Wednesday, July 07, 2010

Emmer: Cutting Wages of Tipped Employees Doesn't Cut Their Wages

Tom Emmer's got some 'splaining to do about his proposal to cut the wages of 22,000 Minnesotans who earn a minimum wage and tips. His proposal to institute a tip penalty (h/t MAK's response to Emmer's position) has come in for all kinds of criticism. Leave it to his crack campaign staff to explain it away. Emmer sent an email explaining his position:
When a reporter asked if I supported the concept of a tip credit, I answered yes. I want the wait staff at a restaurant to be successful and make as much as they can, and a recent study published in Applied Economics Letters shows that tip credits have essentially no negative impact on wages for tipped employees. So contrary to what some people are saying, I have no interest in “cutting wages.”
So let's find this citation. This is also the ONE source that economist and right blogger King Banaian could scrounge up to support his buddy Emmer's position. Basing a change in public policy on one and only one three-page mini-study is bad policy making. Remember, these are the same people who dispute the legitimacy of the IPCC's conclusions on global climate change!

This three-page article purports to prove that
"for the most part, servers in those states with higher tipped minimum wages appear to have no income advantage over servers elsewhere. States with policies designed to boost the incomes of servers, often the lowest paid occupations, will find that those policies are generally ineffective."
While it is nice to see the Emmer camp citing an article that directly contradicts his assertion that tipped employees are getting rich while business owners suffer, this study fails on many levels.

Off the top, Minnesota was one of the (Category 5) states using the 1999 data that DID show higher wages for servers (!):
. . .the sample selection estimates indicate that only workers in Category 5 states are paid a small premium relative to workers in states where there are no minimum wage laws.
I'll be clear, I'm no economist, and I do not understand the intricacies of the modeling that Professors Bodvarsson and Anderson used to "prove this hypothesis," but I do know how to read what hypothesis they set out to prove. And here it is from page 1 of their article:
Do servers earn more in states with higher tipped minimum wages? We hypothesize no ceteris paribus premium to such servers. The reason is that the national market for servers is very competitive and we contend that it will equalize pay between states. Servers in states with lower tipped minimum wages may migrate to states with higher wages, or businesses in states with higher tipped minimum wages may relocate to states with lower wages. The resulting adjustments in server demand and supply will dissipate any interstate ceteris paribus differences in pay. We test this hypothesis using 1999 state-level data on hourly compensation of waitpersons and bartenders.
This is important. On its face, the imposition of a tip penalty where servers and bartenders pay the first 3-5 dollars of each hours to their employer, will directly reduce employee pay. Anderson and Bodvarsson's argument is that this direct effect of reducing wages is scrubbed out by other indirect market forces. But their hypothesis is ridiculous. It assumes that labor and businesses are perfectly mobile, and that they act in a "rational" manner, relocating nationally to maximize their pay (in the case of labor) or minimize their labor costs (in the case of restaurants.) Nice theory . . . no, that is a TERRIBLE theory.

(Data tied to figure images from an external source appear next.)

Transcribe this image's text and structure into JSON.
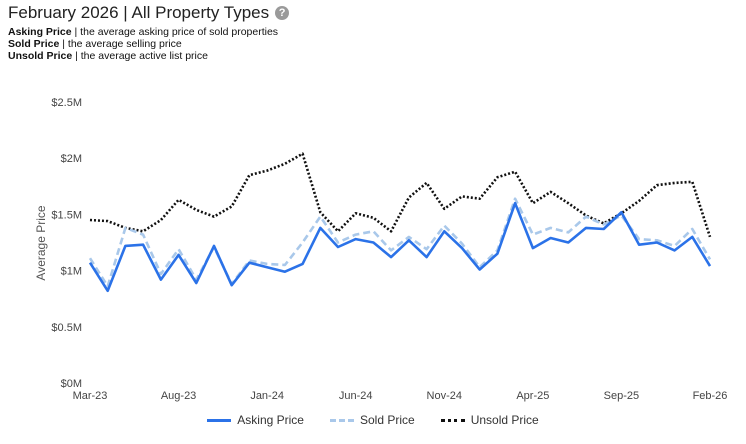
{
  "header": {
    "title": "February 2026 | All Property Types",
    "help_icon": "question-circle-icon"
  },
  "definitions": [
    {
      "term": "Asking Price",
      "desc": " | the average asking price of sold properties"
    },
    {
      "term": "Sold Price",
      "desc": " | the average selling price"
    },
    {
      "term": "Unsold Price",
      "desc": " | the average active list price"
    }
  ],
  "chart_data": {
    "type": "line",
    "ylabel": "Average Price",
    "ylim": [
      0,
      2500000
    ],
    "y_ticks": [
      {
        "value": 0,
        "label": "$0M"
      },
      {
        "value": 500000,
        "label": "$0.5M"
      },
      {
        "value": 1000000,
        "label": "$1M"
      },
      {
        "value": 1500000,
        "label": "$1.5M"
      },
      {
        "value": 2000000,
        "label": "$2M"
      },
      {
        "value": 2500000,
        "label": "$2.5M"
      }
    ],
    "x": [
      "Mar-23",
      "Apr-23",
      "May-23",
      "Jun-23",
      "Jul-23",
      "Aug-23",
      "Sep-23",
      "Oct-23",
      "Nov-23",
      "Dec-23",
      "Jan-24",
      "Feb-24",
      "Mar-24",
      "Apr-24",
      "May-24",
      "Jun-24",
      "Jul-24",
      "Aug-24",
      "Sep-24",
      "Oct-24",
      "Nov-24",
      "Dec-24",
      "Jan-25",
      "Feb-25",
      "Mar-25",
      "Apr-25",
      "May-25",
      "Jun-25",
      "Jul-25",
      "Aug-25",
      "Sep-25",
      "Oct-25",
      "Nov-25",
      "Dec-25",
      "Jan-26",
      "Feb-26"
    ],
    "x_tick_labels": [
      "Mar-23",
      "Aug-23",
      "Jan-24",
      "Jun-24",
      "Nov-24",
      "Apr-25",
      "Sep-25",
      "Feb-26"
    ],
    "series": [
      {
        "name": "Asking Price",
        "color": "#2b72e8",
        "style": "solid",
        "values": [
          1070000,
          820000,
          1220000,
          1230000,
          920000,
          1140000,
          890000,
          1220000,
          870000,
          1070000,
          1030000,
          990000,
          1060000,
          1380000,
          1210000,
          1280000,
          1250000,
          1120000,
          1270000,
          1120000,
          1350000,
          1200000,
          1010000,
          1150000,
          1600000,
          1200000,
          1290000,
          1250000,
          1380000,
          1370000,
          1520000,
          1230000,
          1250000,
          1180000,
          1300000,
          1040000
        ]
      },
      {
        "name": "Sold Price",
        "color": "#a9c8ea",
        "style": "dashed",
        "values": [
          1110000,
          860000,
          1380000,
          1320000,
          970000,
          1190000,
          920000,
          1210000,
          880000,
          1090000,
          1060000,
          1050000,
          1250000,
          1480000,
          1250000,
          1320000,
          1350000,
          1180000,
          1300000,
          1190000,
          1400000,
          1240000,
          1030000,
          1180000,
          1640000,
          1320000,
          1380000,
          1340000,
          1480000,
          1410000,
          1490000,
          1280000,
          1270000,
          1220000,
          1370000,
          1100000
        ]
      },
      {
        "name": "Unsold Price",
        "color": "#111111",
        "style": "dotted",
        "values": [
          1450000,
          1440000,
          1380000,
          1350000,
          1450000,
          1630000,
          1540000,
          1480000,
          1570000,
          1850000,
          1890000,
          1950000,
          2040000,
          1520000,
          1350000,
          1510000,
          1470000,
          1350000,
          1650000,
          1780000,
          1550000,
          1660000,
          1640000,
          1830000,
          1880000,
          1600000,
          1700000,
          1600000,
          1490000,
          1420000,
          1510000,
          1620000,
          1760000,
          1780000,
          1790000,
          1300000
        ]
      }
    ],
    "legend_position": "bottom"
  }
}
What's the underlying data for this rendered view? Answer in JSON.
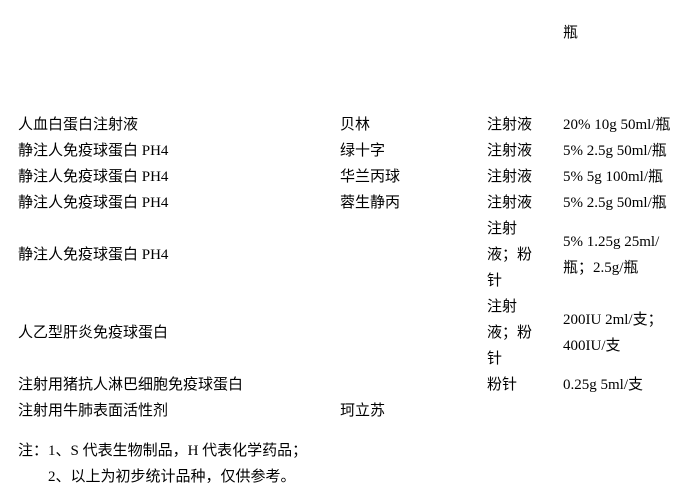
{
  "colors": {
    "text": "#000000",
    "background": "#ffffff"
  },
  "document": {
    "continued_fragment": {
      "spec": "瓶"
    },
    "table": {
      "rows": [
        {
          "name": "人血白蛋白注射液",
          "brand": "贝林",
          "form_lines": [
            "注射液"
          ],
          "spec_lines": [
            "20% 10g 50ml/瓶"
          ]
        },
        {
          "name": "静注人免疫球蛋白 PH4",
          "brand": "绿十字",
          "form_lines": [
            "注射液"
          ],
          "spec_lines": [
            "5% 2.5g 50ml/瓶"
          ]
        },
        {
          "name": "静注人免疫球蛋白 PH4",
          "brand": "华兰丙球",
          "form_lines": [
            "注射液"
          ],
          "spec_lines": [
            "5% 5g 100ml/瓶"
          ]
        },
        {
          "name": "静注人免疫球蛋白 PH4",
          "brand": "蓉生静丙",
          "form_lines": [
            "注射液"
          ],
          "spec_lines": [
            "5% 2.5g 50ml/瓶"
          ]
        },
        {
          "name": "静注人免疫球蛋白 PH4",
          "brand": "",
          "form_lines": [
            "注射",
            "液；粉",
            "针"
          ],
          "spec_lines": [
            "5% 1.25g 25ml/",
            "瓶；2.5g/瓶"
          ]
        },
        {
          "name": "人乙型肝炎免疫球蛋白",
          "brand": "",
          "form_lines": [
            "注射",
            "液；粉",
            "针"
          ],
          "spec_lines": [
            "200IU 2ml/支；",
            "400IU/支"
          ]
        },
        {
          "name": "注射用猪抗人淋巴细胞免疫球蛋白",
          "brand": "",
          "form_lines": [
            "粉针"
          ],
          "spec_lines": [
            "0.25g 5ml/支"
          ]
        },
        {
          "name": "注射用牛肺表面活性剂",
          "brand": "珂立苏",
          "form_lines": [],
          "spec_lines": []
        }
      ]
    },
    "notes": {
      "line1": "注：1、S 代表生物制品，H 代表化学药品；",
      "line2": "2、以上为初步统计品种，仅供参考。"
    }
  }
}
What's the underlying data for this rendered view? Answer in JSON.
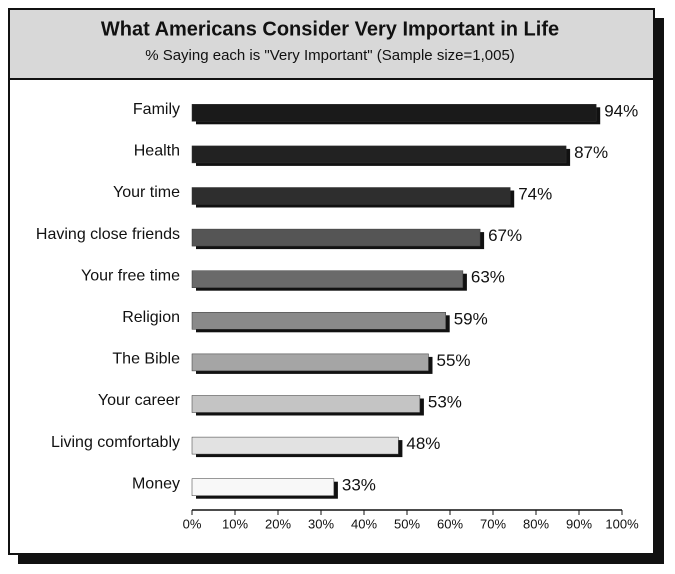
{
  "chart_data": {
    "type": "bar",
    "orientation": "horizontal",
    "title": "What Americans Consider Very Important in Life",
    "subtitle": "% Saying each is \"Very Important\" (Sample size=1,005)",
    "categories": [
      "Family",
      "Health",
      "Your time",
      "Having close friends",
      "Your free time",
      "Religion",
      "The Bible",
      "Your career",
      "Living comfortably",
      "Money"
    ],
    "values": [
      94,
      87,
      74,
      67,
      63,
      59,
      55,
      53,
      48,
      33
    ],
    "value_labels": [
      "94%",
      "87%",
      "74%",
      "67%",
      "63%",
      "59%",
      "55%",
      "53%",
      "48%",
      "33%"
    ],
    "colors": [
      "#1a1a1a",
      "#222222",
      "#2e2e2e",
      "#555555",
      "#6a6a6a",
      "#8a8a8a",
      "#a5a5a5",
      "#c4c4c4",
      "#e2e2e2",
      "#f8f8f8"
    ],
    "xlim": [
      0,
      100
    ],
    "xticks": [
      {
        "value": 0,
        "label": "0%"
      },
      {
        "value": 10,
        "label": "10%"
      },
      {
        "value": 20,
        "label": "20%"
      },
      {
        "value": 30,
        "label": "30%"
      },
      {
        "value": 40,
        "label": "40%"
      },
      {
        "value": 50,
        "label": "50%"
      },
      {
        "value": 60,
        "label": "60%"
      },
      {
        "value": 70,
        "label": "70%"
      },
      {
        "value": 80,
        "label": "80%"
      },
      {
        "value": 90,
        "label": "90%"
      },
      {
        "value": 100,
        "label": "100%"
      }
    ]
  }
}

As some of the lowest income occupations, servers and bartenders are less mobile than the average person. And the average person isn't perfectly mobile either. Family, school, friends, being underwater on your house, etc. are all factors that constrain movement. Same with the small business owners that Emmer purports to champion. This hypothesis assumes that all restaurants can and will pick up and move anywhere in the U.S. The Eagle Street Grille's location next to the X is a huge contributor to their bottom-line, but this hypothesis proposes that they will move to Iowa if labor costs are lower there.

And let's be clear - the remedy for employees whose wages are cut is to move to another state. Thanks a lot for that.

King Banaian makes another weak attempt at an explanation:
I'd note one other possibility from the minimum wage discussion that is often called the Wessels effect or Wessels-McKenzie-Tullock effect: The tip credit or lack thereof is compensated by decreasing fringe benefits and conditions of employment. As Tyler Cowen noted back in 2004, Tullock argues that "the government can make an employer raise nominal money wages, but can't stop him from turning off the air conditioner." The same may apply to servers, whose work conditions can vary widely from restaurant to restaurant.
Once again, the assumptions made to prove the hypothesis are ludicrous. First, service employees have few fringe benefits to begin with, with health insurance and retirement benefits a distant mirage for many. Second, this would have to work in reverse in this case since Minnesota does not have a tip penalty now. What Banaian is arguing here is that if tipped employees were paid LESS, their employers would make up for it by giving them MORE fringe benefits.

Yeah, right. And this is the best "proof" that the Emmer team can come up with to "prove" that cutting worker's wages doesn't reduce worker's wages?